Fans of “The Force Awakens” shouldn’t be shocked by their film’s failure to be nominated

You “Star Wars: The Force Awakens” fans weren’t listening a month ago when I said it wasn’t going to be nominated for Best Picture, were you?

You got all worked up by the ridiculously huge grosses and the fact that AFI put it on its Top 10 list, didn’t you?

You managed to persuade yourselves that because you and everybody you know loves the movie that the Academy will love it too, right?

And now you’re wondering what happened, aren’t you?

Well, here’s what happened: Nothing, really. That nomination for the first “Star Wars” notwithstanding, this is not the kind of movie the Academy responds to. They never have, and they probably never will.

But to reiterate on this sad, sad morning on Jakku, here are some reasons why “Star Wars: The Force Awakens” didn’t get nominated.

1. Because it’s a “Star Wars” movie.
Look, it’s the Academy. Its members are older and more conservative — and to the chagrin of the people who care about ratings for the Oscar show, they’ve never shown much fondness for nominating blockbusters.

After they bypassed Chris Nolan‘s “The Dark Knight,” the Academy even expanded the Best Picture field from five to 10 in an attempt to get them to nominate a few more popular movies. And it didn’t really work: Oh, the odd “The Blind Side” and “District 9” slipped in, but mostly it just gave them more slots to nominate indies and little movies.

It’s just a rule of thumb: The more explosions you have, the less your chance of landing a Best Picture nomination.

Forget it, Jake, it’s AMPAS.

2. Because it’s a sequel x7.
Yes, the first “Star Wars” was nominated way back when. That’s because it was fresh and new and startling. If you create a new world, you have a much better chance with the Academy than if you return to a world that was already created — and even the fact that J.J. Abrams returned to that world so lovingly and carefully in his movie doesn’t help him with the Academy.

3. Because it’s good, but not good enough.
When I was considering the possibility of “The Force Awakens” being an Oscar contender in December, I wrote this:

“For that to happen, it would have to be unassailably, inarguably great. If J.J. Abrams‘ film isn’t richly entertaining and grandly satisfying and completely thrilling, and also moving on a whole other level, then it’s just another good-to-great sci-fi movie. And good-to-great sci-fi movies don’t win Best Picture.

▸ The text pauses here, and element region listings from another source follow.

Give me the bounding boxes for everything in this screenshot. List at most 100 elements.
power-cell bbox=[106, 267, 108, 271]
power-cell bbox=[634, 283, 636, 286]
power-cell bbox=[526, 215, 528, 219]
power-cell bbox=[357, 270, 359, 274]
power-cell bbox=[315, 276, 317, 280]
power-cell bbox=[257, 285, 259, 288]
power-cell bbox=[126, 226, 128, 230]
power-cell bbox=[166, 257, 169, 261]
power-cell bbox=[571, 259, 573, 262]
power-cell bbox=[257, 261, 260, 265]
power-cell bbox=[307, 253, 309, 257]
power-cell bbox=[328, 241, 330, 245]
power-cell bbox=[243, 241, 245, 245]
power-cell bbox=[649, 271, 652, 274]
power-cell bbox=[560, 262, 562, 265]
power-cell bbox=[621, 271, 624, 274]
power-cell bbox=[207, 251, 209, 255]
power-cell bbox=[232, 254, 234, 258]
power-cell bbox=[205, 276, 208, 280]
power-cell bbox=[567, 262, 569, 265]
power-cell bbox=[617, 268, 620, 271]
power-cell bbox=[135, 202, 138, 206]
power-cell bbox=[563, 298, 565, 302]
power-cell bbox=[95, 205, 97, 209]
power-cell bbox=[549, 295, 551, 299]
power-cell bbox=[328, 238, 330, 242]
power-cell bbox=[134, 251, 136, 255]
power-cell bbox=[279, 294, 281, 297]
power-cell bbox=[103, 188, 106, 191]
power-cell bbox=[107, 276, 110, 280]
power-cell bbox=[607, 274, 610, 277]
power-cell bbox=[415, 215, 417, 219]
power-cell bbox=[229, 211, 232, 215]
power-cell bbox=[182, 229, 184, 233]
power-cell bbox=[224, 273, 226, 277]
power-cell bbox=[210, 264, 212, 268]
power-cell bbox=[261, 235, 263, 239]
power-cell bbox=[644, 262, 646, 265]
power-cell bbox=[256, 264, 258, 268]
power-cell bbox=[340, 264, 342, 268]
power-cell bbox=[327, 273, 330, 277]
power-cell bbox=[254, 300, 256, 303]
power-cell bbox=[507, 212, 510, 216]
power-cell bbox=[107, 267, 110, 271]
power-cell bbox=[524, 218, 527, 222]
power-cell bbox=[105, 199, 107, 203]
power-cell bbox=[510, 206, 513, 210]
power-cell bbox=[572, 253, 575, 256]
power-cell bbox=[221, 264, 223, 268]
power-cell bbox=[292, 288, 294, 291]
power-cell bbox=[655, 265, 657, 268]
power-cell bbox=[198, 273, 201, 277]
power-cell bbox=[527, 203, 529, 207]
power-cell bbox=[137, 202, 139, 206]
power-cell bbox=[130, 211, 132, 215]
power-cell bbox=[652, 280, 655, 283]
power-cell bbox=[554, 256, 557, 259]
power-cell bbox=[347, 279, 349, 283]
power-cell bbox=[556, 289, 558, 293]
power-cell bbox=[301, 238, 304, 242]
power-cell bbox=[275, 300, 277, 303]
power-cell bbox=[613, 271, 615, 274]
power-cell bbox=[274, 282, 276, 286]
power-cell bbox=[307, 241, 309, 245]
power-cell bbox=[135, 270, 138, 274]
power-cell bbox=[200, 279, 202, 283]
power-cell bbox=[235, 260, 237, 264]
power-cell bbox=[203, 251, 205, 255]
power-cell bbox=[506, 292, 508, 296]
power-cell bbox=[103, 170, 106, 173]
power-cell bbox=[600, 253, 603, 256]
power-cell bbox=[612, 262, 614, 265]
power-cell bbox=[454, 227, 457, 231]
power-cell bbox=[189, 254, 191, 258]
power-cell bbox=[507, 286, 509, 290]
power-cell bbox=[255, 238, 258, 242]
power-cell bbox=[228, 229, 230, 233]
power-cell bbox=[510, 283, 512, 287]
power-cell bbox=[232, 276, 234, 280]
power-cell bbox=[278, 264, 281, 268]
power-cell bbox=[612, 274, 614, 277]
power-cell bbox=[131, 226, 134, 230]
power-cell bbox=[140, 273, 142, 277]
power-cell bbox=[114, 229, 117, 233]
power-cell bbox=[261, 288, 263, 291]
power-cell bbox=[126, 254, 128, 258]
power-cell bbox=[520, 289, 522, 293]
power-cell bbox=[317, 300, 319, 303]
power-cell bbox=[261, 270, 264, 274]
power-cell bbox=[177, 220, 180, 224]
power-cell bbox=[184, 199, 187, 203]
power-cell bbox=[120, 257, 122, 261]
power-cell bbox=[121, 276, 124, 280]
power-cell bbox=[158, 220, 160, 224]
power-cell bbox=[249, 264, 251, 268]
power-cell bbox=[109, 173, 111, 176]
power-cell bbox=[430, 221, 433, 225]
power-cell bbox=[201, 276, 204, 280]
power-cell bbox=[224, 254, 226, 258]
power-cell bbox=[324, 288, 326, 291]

In fact, most of the time they don’t even get nominated.

“‘The Force Awakens,'” to my mind, is a good-almost-great sci-fi movie, fun and satisfying and pretty much what I want out of a ‘Star Wars’ flick … And to me, that means it’ll probably get a handful of Oscar nominations, but it probably won’t be in play for a Best Picture nod, much less a win.”

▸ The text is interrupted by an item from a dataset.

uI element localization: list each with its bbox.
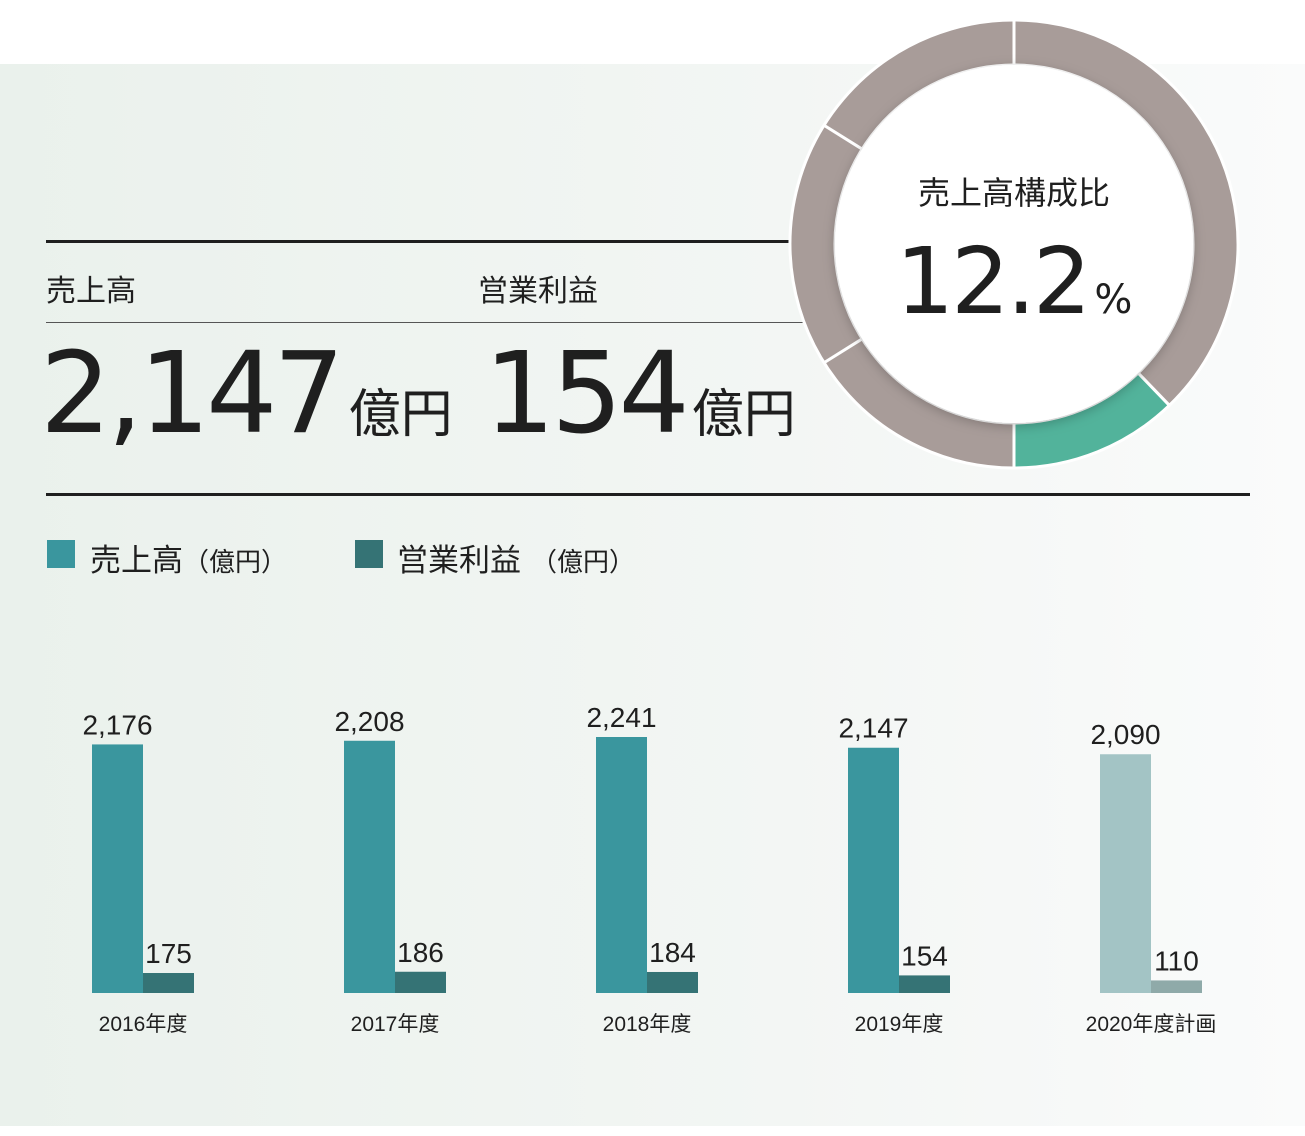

4. Because if it couldn’t get a Producers Guild nomination, there was no way it was going to get an Oscar nomination.
This was the final nail in the coffin of the film’s hopes. The Producers Guild of America likes successful movies, and it has a history of nominating big hits that didn’t pass muster with the Academy, including “The Dark Knight” and “Skyfall.”

For “Star Wars” to have any real chance with the Academy, it had to show strength with the PGA. And when the Producers Guild announced its nominations on Jan. 5 and “Star Wars” wasn’t one of them, it effectively closed the book on the possibility that J.J. Abrams‘ space opera was going to make it out of the tech categories.

5. Because “Mad Max” got there first.
While Disney bided its time with “Star Wars,” not screening it early enough for Golden Globes or SAG or critics’ award consideration, another big, beefy action movie came in and grabbed the awards spotlight. George Miller‘s “Mad Max: Fury Road” racked up critics’ honors and became the popcorn movie to reckon with on the awards circuit — and “Star Wars” came along too late to unseat it from that perch.

“Mad Max” was the kind of movie the Academy doesn’t usually recognize, either, and it was a sequel to boot. But it had a credibility-boosting premiere at the Cannes Film Festival, and rave reviews that surpassed those for “The Force Awakens,” and months of reminders that it was the year’s freshest, sharpest action flick.

It had become the big, loud and artful movie that Oscar voters had to reckon with long before “The Force Awakens” showed up.

And look, should we even be worrying about this too much? ABC and the producers of the Oscar show were no doubt hoping against hope that “The Force Awakens” would make it, and I’m sure Disney would have loved to get some more attention for its movie on the awards show broadcast by the network it owns.

But “Star Wars: The Force Awakens” is in another galaxy from all of this Oscar stuff. It’s making money and impacting the culture and all of that. It doesn’t need any shiny little trophies.